It can’t be much fun being Morrissey these days. Not only does he have serious health problems (he’s just cancelled U.S. tour dates due to a bleeding ulcer) but now comes news that he has been snubbed by one of his former musical heroes.

A private 1982 photograph of him posing with David Bowie taken by Linder Sterling was to have adorned the reissue of the one of his weakest singles (The Last Of The Famous International Playboys) which precedes the forthcoming re-release of his worst solo album Kill Uncle.

Bowie had other ideas and has ordered EMI UK not to allow this artwork to go ahead. Mr. B is not one to go public with the reasons for such decisions so we can only speculate as to why he objected.

The couple in question in happier times.

I can’t say that I’m surprised. It was a strange choice in the first place as, while the two once shared the stage together, Morrissey pulled out of the tour and the impression you get is that they are not exactly bosom buddies.

In a case of the pot calling the kettle black, Mozza has publicly declared that Bowie is no longer relevant.

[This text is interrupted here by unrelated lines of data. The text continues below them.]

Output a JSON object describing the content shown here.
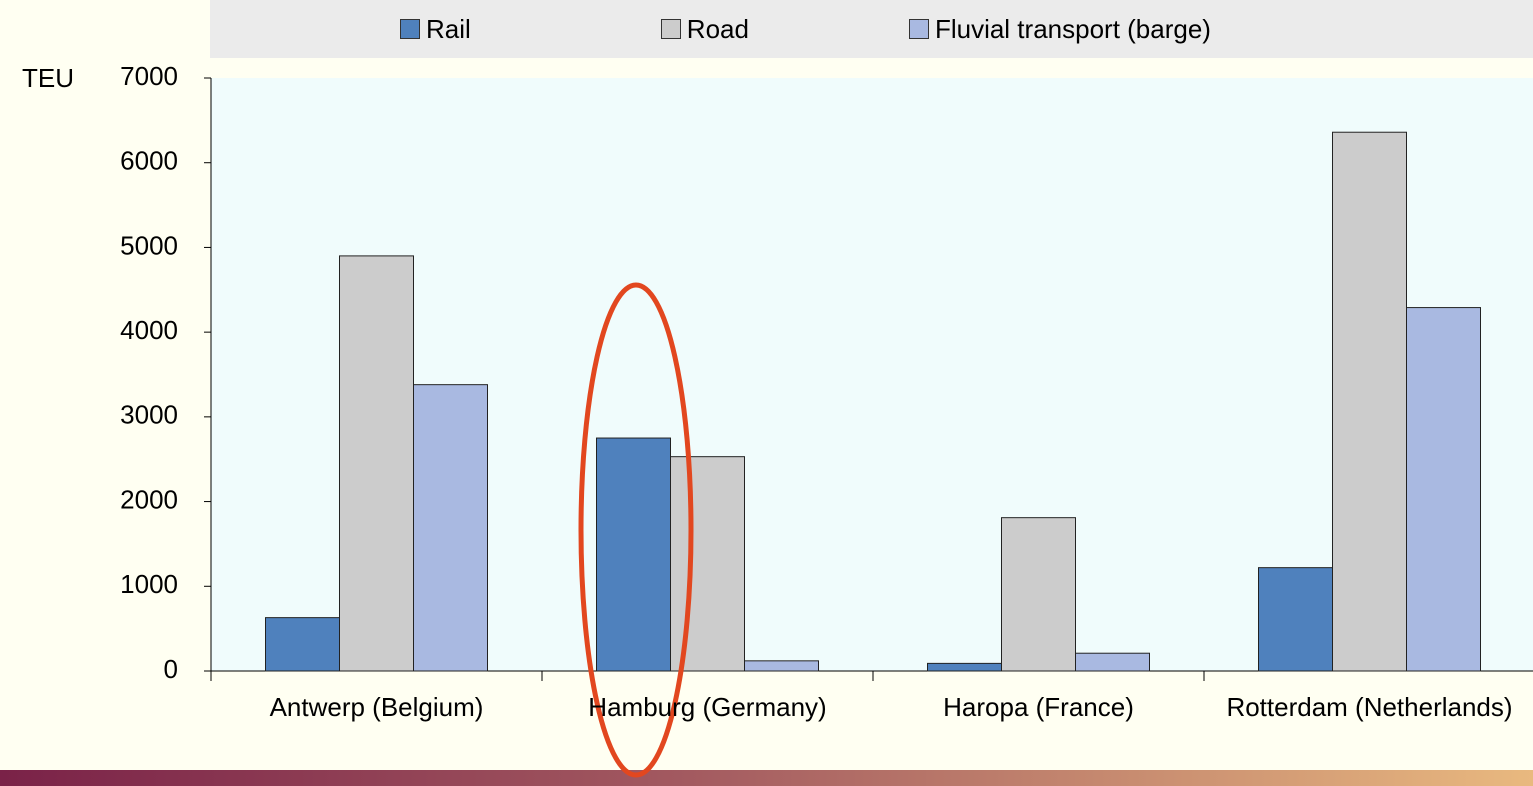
{
  "chart_data": {
    "type": "bar",
    "ylabel": "TEU",
    "categories": [
      "Antwerp (Belgium)",
      "Hamburg (Germany)",
      "Haropa (France)",
      "Rotterdam (Netherlands)"
    ],
    "series": [
      {
        "name": "Rail",
        "color": "#4f81bd",
        "values": [
          630,
          2750,
          90,
          1220
        ]
      },
      {
        "name": "Road",
        "color": "#cccccc",
        "values": [
          4900,
          2530,
          1810,
          6360
        ]
      },
      {
        "name": "Fluvial transport (barge)",
        "color": "#a9b9e1",
        "values": [
          3380,
          120,
          210,
          4290
        ]
      }
    ],
    "ylim": [
      0,
      7000
    ],
    "yticks": [
      0,
      1000,
      2000,
      3000,
      4000,
      5000,
      6000,
      7000
    ],
    "grid": false,
    "legend": "top"
  }
}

Perhaps the photograph, like the single’s title was meant as an ironic gesture in which case it’s a stunt that backfired unless you’re of the school that there’s no such thing as bad publicity.

I was once a massive fan of Morrissey but since hitting 50 in 2009 he has looked increasingly like a man out of time and I wish he would  do the decent thing and retire to devote himself to writing his memoirs.

It saddens me to say this as I speak as someone who once thought that the gladioli sprouting from the back of his jeans were a sign that the sun shone out of his behind. I even backed him when he draped himself with the Union Jack at a show Finsbury Park, London believing the accusations that this was a racist gesture were wildly over the top.

But his more recent outbursts about Chinese being a subspecies because of the way they treat animals, or the royal family being a dictatorship or about  giving the Falkland Islands back to the Argentinians seem like deliberately provocative rent-a-mouth quotes rather than opinions that come from the heart.

In another time and another place these are the kind of comments I would have applauded but now they just sound like the moans of a grumpy old man (and before you accuse me of being ageist I should add that he’s one year younger than me!).

I prefer to remember him as he once was, on Top of the Pops, looking skinny, wearing National Health Service spectacles and a hearing aid – an image that showed that mock rock was a vibrant alternative to the tired posturing of cock rock.